Brown, Portman Troubled by New Chinese Import Duties on American-Made Automobiles

Ohio Senators Raise Concerns to U.S. Trade Representative Kirk Over New Duties, Which May Violate World Trade Organization (WTO) Rules

WASHINGTON, D.C.—Troubled by China’s recent decision to apply new anti-dumping duties on American-made automobiles imported from the United States, Ohio Senators Sherrod Brown and Rob Portman today sent a letter to United States Trade Representative (USTR) Ron Kirk asking him to investigate the new tariffs and to use all available tools to address the issue.

“If China’s flagrant currency manipulation and hoarding of rare earth materials wasn’t enough to hurt Ohio manufacturers, now comes the news that its government has decided to impose new, unwarranted tariffs on American-made automobiles,” said Brown, whose bipartisan legislation, the Currency Exchange Rate Oversight Reform Act of 2011, passed the Senate this fall. “Auto manufacturing is critical to Ohio’s economy, and our carmakers must be able to sell their vehicles freely around the world—and that includes China.

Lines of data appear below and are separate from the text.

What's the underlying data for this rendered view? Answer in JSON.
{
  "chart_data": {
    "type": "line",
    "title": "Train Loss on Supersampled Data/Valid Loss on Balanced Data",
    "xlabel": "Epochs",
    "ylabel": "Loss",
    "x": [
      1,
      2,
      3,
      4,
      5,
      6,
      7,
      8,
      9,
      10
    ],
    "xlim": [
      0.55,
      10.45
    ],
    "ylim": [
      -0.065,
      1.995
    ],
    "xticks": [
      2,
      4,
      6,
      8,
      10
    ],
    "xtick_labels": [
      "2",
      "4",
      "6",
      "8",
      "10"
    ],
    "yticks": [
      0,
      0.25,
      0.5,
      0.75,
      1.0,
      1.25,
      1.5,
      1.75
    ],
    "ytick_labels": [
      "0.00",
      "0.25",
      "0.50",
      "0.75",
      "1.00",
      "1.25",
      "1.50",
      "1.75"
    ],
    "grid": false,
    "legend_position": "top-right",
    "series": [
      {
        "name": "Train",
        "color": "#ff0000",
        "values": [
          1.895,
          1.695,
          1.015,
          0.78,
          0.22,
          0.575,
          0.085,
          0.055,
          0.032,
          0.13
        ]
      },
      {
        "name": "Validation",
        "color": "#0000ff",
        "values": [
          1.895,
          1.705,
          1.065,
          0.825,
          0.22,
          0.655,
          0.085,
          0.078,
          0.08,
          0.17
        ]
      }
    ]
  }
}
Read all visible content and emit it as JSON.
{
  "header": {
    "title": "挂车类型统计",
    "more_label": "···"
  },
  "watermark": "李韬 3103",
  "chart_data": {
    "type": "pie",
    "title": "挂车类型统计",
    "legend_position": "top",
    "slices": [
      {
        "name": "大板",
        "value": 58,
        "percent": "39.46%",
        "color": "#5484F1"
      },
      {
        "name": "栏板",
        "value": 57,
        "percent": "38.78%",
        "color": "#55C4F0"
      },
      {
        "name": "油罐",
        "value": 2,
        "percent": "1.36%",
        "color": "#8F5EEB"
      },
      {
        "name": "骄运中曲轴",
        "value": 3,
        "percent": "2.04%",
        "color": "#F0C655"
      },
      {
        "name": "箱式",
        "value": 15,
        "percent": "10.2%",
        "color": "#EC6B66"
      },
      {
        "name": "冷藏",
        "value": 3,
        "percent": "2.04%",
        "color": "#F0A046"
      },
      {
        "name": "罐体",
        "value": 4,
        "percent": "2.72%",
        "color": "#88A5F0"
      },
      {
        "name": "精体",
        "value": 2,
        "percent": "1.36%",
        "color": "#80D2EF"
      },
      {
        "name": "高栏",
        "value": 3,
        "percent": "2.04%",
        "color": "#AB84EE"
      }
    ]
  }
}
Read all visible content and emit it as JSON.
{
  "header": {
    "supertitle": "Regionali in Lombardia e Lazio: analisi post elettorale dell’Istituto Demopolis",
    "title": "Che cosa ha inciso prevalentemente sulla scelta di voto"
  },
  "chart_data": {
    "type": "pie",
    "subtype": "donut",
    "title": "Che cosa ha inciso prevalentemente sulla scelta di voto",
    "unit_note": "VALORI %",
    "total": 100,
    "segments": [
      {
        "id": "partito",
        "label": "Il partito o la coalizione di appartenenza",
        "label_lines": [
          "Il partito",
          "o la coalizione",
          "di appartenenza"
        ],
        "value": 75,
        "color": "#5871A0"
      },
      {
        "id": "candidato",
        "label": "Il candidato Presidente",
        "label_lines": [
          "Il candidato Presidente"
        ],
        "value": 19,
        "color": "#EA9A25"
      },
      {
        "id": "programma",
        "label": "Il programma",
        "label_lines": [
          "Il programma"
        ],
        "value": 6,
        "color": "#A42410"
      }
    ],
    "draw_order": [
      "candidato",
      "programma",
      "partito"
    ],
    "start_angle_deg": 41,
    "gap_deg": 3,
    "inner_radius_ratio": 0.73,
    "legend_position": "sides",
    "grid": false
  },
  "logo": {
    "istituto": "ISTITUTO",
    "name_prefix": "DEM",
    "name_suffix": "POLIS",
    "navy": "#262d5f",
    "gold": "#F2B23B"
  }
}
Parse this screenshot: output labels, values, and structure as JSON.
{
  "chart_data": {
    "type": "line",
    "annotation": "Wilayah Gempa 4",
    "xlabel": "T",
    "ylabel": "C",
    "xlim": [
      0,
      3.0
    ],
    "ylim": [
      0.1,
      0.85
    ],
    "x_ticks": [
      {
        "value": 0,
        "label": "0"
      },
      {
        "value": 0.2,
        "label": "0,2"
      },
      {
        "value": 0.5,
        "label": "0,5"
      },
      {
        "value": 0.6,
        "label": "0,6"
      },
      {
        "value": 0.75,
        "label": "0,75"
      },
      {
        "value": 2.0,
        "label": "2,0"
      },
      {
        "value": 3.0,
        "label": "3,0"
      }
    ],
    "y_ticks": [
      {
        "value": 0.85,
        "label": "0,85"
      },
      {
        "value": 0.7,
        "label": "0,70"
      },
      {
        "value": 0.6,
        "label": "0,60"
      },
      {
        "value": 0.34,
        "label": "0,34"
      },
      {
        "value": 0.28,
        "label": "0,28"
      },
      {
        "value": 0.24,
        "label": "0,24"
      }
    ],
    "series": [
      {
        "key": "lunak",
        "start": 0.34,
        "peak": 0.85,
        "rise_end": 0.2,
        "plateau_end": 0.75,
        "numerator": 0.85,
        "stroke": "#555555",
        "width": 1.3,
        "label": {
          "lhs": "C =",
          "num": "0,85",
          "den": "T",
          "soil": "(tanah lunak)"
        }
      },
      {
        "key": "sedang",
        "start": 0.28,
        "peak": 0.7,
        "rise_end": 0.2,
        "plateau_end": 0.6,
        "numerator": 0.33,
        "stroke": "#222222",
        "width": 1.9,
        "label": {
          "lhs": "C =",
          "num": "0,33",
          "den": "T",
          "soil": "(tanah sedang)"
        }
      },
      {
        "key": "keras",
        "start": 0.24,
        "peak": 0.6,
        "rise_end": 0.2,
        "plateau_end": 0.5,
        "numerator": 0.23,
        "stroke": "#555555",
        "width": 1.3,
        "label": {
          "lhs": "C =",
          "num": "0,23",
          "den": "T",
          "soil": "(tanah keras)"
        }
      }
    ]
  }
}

Ambassador Kirk should investigate these new duties immediately and take action before our manufacturers suffer further harm.

“This new violation is yet another reminder that the many promises made regarding China’s entry to the World Trade Organization have not lived up to expectations,” Brown added.

“Ohio auto manufacturers should not be subjected to unfair tariffs imposed by China and deserve to compete on a level playing field,” said Portman, who initiated the first-ever legal case to be litigated and won against China before the World Trade Organization because of China's unfair treatment of U.S.-made auto parts.  “I hope that USTR will quickly work to resolve this dispute that will hurt Ohio jobs.”

“This decision to impose additional tariffs on U.S. automobiles has a direct impact on Ohio exports and jobs in our state,” wrote the senators. “Ohio is a powerhouse automobile and auto supplier manufacturer, exporting thousands of Ohio-manufactured vehicles every year to consumers around the world.”

Portman and Brown also reiterated their concerns—previously expressed to the USTR and to other agencies in the Obama Administration—regarding China’s other, possible trade violations. “Unfortunately, this is not our only area of concern with China’s trade policies.  We continue to be concerned by intellectual property violations in China, the Chinese government’s continued support for thousands of state-owned enterprises, the persistent problem of trans-shipment and mislabeling of products coming from China that evade U.S. customs duties, and the hoarding of rare earth minerals, among other areas.  Additionally, we believe that China is manipulating their currency to the detriment of American workers and exporters.”

The full text of the letter is below.

Dear Ambassador Kirk,

 

We are troubled by China’s recent announcement that it will impose new antidumping duties on American automobiles entering China.  This unfounded decision by the Chinese government appears to lack justification and merit, especially given that China already imposes high tariffs and taxes on U.S. automobiles, severely limiting American auto sales in China.

 

Further, as we recognize the ten year anniversary of China’s entry into World Trade Organization (WTO) this week, we are particularly concerned that China is taking this step, which could violate China’s WTO commitments.

 

This decision to impose additional tariffs on U.S. automobiles has a direct impact on Ohio exports and jobs in our state.  Ohio is a powerhouse automobile and auto supplier manufacturer, exporting thousands of Ohio-manufactured vehicles every year to consumers around the world. 

 

Unfortunately, this is not our only area of concern with China’s trade policies.  We continue to be concerned by intellectual property violations in China, the Chinese government’s continued support for thousands of state-owned enterprises, the persistent problem of trans-shipment and mislabeling of products coming from China that evade U.S. customs duties, and the hoarding of rare earth minerals, among other areas.  Additionally, we believe that China is manipulating their currency to the detriment of American workers and exporters.

 

We recognize China’s vital role as a U.S. export market.  In fact, over $2.2 billion of Ohio goods were exported to China last year, making it Ohio’s third largest export destination.  We understand China’s emergent role in the global marketplace, but China must compete fairly and play by the rules. 

 

We ask you to closely review the new Chinese tariffs and to use all available tools to address this important issue.

 

Thank you for your attention to this matter.